Progetto STEM science-technology-engineering-mathematics al femminile

Il club internazionale Soroptimist Italia, impegnato da anni  a diffondere la cultura di genere e delle pari opportunità nelle scuole,  promuove in accordo con il MIUR il progetto Si fa STEM, progetto che investe diversi istituti scolastici  italiani , grazie alle azioni dei club Soroptimist locali  presenti sul territorio nazionale.

Con  l’acronimo  STEM si fa riferimento a Science, Technology, Engineering, Mathematics, ambiti di studio e percorsi lavorativi  tradizionalmente associati a un dominio fortemente maschile.  Dal 28 al 30 gennaio prossimi il  club Soroptimist di Rimini accoglierà una studentessa del MIT di Boston per condividere in particolare con  le studentesse del liceo scientifico A.Einstein  una serie di attività volte a promuovere  tra le giovanissime l’interesse per le carriere STEM incentivando la presenza femminile negli stessi percorsi STEM; questa è solo la prima fase del progetto che si configura anche come Alternanza Scuola Lavoro e che si  svilupperà nei prossimi mesi  presso il  liceo riminese- grazie all’intervento di docenti e ricercatori afferenti all’ateneo bolognese – per concludersi a maggio 2019; si metteranno in campo   azioni di ricerca e studio intese a mandare in frantumi il pregiudizio secondo cui lo studio delle  discipline STEM e una possibile carriera  in quell’ambito  siano prevalentemente rivolti ai maschi.

Si fa STEM si innesta naturalmente sul progetto internazionale Erasmus + I SEE ( Inclusive STEM Education to Enhance the capacity to aspire and imagine future careers ) coordinato  dall’Università di Bologna in una partnership che include lo stesso liceo Einstein, la University of Helsinki e  il Normal Lyceum della capitale finlandese, l’Icelandic Environment Association (IEA) e Hamrahlid College di  Reykjavik, la Fondazione Golinelli di Bologna, l’Association for Science Education (ASE) di  Londra. L’impegno dei partner si traduce nella ricerca di approcci didattici innovativi e progettazione di moduli che trattano temi trasversali complessi e socialmente rilevanti (ad esempio il cambiamento climatico, l’intelligenza artificiale, l’informatica quantistica). L’obiettivo   è quello di favorire, attraverso l’educazione scientifica,  le capacità  degli studenti – in un’ottica di effettiva e comprovata parità di genere- di  immaginare il futuro ed aspirare alle carriere STEM nella cornice  più ampia di formazione dell’identità come persone e cittadini capaci e consapevoli  in un mondo globale in rapido cambiamento.

 

LA NOSTRA ESPERIENZA

E’ iniziato presso il liceo scientifico Einstein, con l’incontro con la studentessa Christine Soo di Boston, il percorso del progetto Stem del club di Rimini. La presidente l’ha accolta e presentata a ragazzi e docenti della scuola con altre socie coinvolte nel percorso che proseguirà grazie alla collaborazione di docenti e ricercatori di Fisica dell’università di Bologna parte del gruppo che ha ideato “I see” nel più vasto mondo Erasmus per fornire alle giovani donne strumenti per immaginare il loro futuro con una nuova mentalità. Tre incontri-confronti per prepararsi alla pari al domani!

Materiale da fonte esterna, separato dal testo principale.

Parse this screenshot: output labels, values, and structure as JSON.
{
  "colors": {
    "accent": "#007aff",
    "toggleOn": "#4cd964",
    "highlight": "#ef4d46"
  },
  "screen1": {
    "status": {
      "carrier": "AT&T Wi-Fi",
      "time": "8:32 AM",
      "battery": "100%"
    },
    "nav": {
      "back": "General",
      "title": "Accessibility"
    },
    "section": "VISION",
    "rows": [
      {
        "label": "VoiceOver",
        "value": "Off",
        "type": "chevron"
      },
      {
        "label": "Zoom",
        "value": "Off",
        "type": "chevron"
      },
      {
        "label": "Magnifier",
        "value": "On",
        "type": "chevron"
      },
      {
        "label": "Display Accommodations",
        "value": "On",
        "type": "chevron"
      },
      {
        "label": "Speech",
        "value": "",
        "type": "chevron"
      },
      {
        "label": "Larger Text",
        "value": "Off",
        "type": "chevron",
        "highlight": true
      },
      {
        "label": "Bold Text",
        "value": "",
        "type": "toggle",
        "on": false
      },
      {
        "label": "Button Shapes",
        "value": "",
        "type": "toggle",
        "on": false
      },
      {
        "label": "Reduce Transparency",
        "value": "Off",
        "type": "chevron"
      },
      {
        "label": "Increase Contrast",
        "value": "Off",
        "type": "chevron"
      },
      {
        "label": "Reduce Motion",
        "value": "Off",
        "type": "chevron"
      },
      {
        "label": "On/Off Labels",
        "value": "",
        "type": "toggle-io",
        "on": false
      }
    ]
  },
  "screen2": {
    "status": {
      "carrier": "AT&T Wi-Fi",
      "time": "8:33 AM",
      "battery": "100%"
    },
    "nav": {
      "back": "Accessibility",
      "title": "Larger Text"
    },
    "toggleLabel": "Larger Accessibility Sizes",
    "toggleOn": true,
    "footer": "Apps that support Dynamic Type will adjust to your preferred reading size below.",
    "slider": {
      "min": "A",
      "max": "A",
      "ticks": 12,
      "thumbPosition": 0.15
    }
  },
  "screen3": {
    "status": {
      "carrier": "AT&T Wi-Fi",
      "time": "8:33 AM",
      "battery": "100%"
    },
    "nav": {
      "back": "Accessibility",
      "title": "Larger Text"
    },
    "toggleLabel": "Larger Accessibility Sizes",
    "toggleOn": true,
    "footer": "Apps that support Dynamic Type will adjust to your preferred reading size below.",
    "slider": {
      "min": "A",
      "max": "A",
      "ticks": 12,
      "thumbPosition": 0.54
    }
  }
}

Il 28 gennaio ’19  è arrivata Christine la ragazza del M.I.T. di Boston,  ospite del nostro Club.

Il 29 mattina la nostra presidente Rita Turci  con Alessia Balducci e Laura Lasi l’hanno accompagnata al liceo dove è stata accolta con molto entusiasmo dalla Preside, dalla Vice-Preside dalla Prof Paola Fantini e da altre docenti di inglese. Durante la mattinata ha svolto una lezione, in inglese,  ai ragazzi di terza C.

Per completare l’iter iniziato con la presentazione della studentessa di Boston si è compiuto presso il liceo Eintein con esercitazioni interazioni e test finali il percorso completo dal titolo: “la complessità del mondo: giovani ricercatori in ambito STEM”; si è sviluppato in tre incontri nell’ultima settimana di marzo con i docenti Paola Fantini e Gianni Zanarini del dipartimento di Fisica dell’università di Bologna,  Eleonora Barelli dottoranda in Science Computation e Laura Branchetti ricercatrice dell’Università di Parma -presenti le socie referenti e la presidente Rita Turci.